Dio menyeruput teh manisnya. Lalu tanpa disadari, ia mulai bercerita. Tentang ayahnya yang jarang pulang. Tentang ibunya yang bekerja dua shift di pabrik roti. Tentang adiknya yang masih kecil dan rumah yang terlalu sempit untuk menampung kesedihan yang tak pernah punya ruang untuk dibicarakan.

Pak Darto mendengar. Ia tidak memotong, tidak menasihati. Ia hanya diam, sesekali menulis, dan sesekali tersenyum.
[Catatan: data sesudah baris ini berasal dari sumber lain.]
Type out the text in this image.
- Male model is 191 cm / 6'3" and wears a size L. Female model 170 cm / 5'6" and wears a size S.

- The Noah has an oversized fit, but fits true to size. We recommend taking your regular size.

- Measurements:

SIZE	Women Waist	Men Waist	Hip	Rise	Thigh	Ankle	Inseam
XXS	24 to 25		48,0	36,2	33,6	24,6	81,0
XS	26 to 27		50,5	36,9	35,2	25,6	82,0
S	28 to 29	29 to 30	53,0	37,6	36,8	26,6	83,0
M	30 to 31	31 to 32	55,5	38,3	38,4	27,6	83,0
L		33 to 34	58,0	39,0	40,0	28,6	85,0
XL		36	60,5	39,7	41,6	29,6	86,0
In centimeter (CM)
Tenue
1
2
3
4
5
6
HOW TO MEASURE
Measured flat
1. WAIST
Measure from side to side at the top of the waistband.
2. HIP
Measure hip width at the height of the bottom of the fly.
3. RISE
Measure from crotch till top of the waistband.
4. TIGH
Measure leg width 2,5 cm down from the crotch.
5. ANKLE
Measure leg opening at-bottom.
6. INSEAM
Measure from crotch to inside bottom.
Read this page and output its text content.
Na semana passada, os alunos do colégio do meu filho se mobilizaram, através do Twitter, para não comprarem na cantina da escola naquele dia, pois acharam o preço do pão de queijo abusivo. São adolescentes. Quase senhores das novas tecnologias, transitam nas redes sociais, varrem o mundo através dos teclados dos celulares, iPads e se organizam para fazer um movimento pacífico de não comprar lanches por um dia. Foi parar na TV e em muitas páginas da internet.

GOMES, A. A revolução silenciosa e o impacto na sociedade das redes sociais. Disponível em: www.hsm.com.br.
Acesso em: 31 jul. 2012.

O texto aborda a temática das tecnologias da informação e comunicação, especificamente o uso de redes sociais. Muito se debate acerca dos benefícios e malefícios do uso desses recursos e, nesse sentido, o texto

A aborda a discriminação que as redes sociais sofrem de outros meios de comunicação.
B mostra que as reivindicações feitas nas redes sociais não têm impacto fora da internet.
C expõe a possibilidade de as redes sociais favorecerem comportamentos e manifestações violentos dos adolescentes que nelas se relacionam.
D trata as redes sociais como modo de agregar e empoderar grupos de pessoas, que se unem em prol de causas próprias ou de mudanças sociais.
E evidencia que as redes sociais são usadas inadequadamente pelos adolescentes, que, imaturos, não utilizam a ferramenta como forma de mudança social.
Warung kopi itu, entah bagaimana, menjadi ruang pengakuan paling jujur untuk dua orang asing yang merasa kehilangan tempat berpijak.

Sebelum pulang, Dio berkata, “Saya besok ke sini lagi, boleh?”

“Boleh. Tapi bawa cerita baru,” ujar Pak Darto sambil mengangkat cangkir kosongnya.

Dio tersenyum. Untuk pertama kalinya, senyum yang benar-benar sampai ke matanya.

Dio datang tiga hari berturut-turut.

Pagi ketiga, ia datang lebih awal dari biasanya. Bahkan Bu Mirah baru saja membuka gorden plastik ketika anak itu sudah duduk, mengusap wajah dengan napas terengah.

“Dio?” Pak Darto mengangkat kepala dari buku catatannya.

Dio hanya mengangguk. Matanya sembab, ada bekas basah di pipi. Ia menunduk dalam waktu lama sebelum akhirnya berkata, “Tadi malam saya marah besar sama ibu.”

Pak Darto tidak menjawab. Ia hanya memberi isyarat pada Bu Mirah untuk membawa dua teh manis hangat.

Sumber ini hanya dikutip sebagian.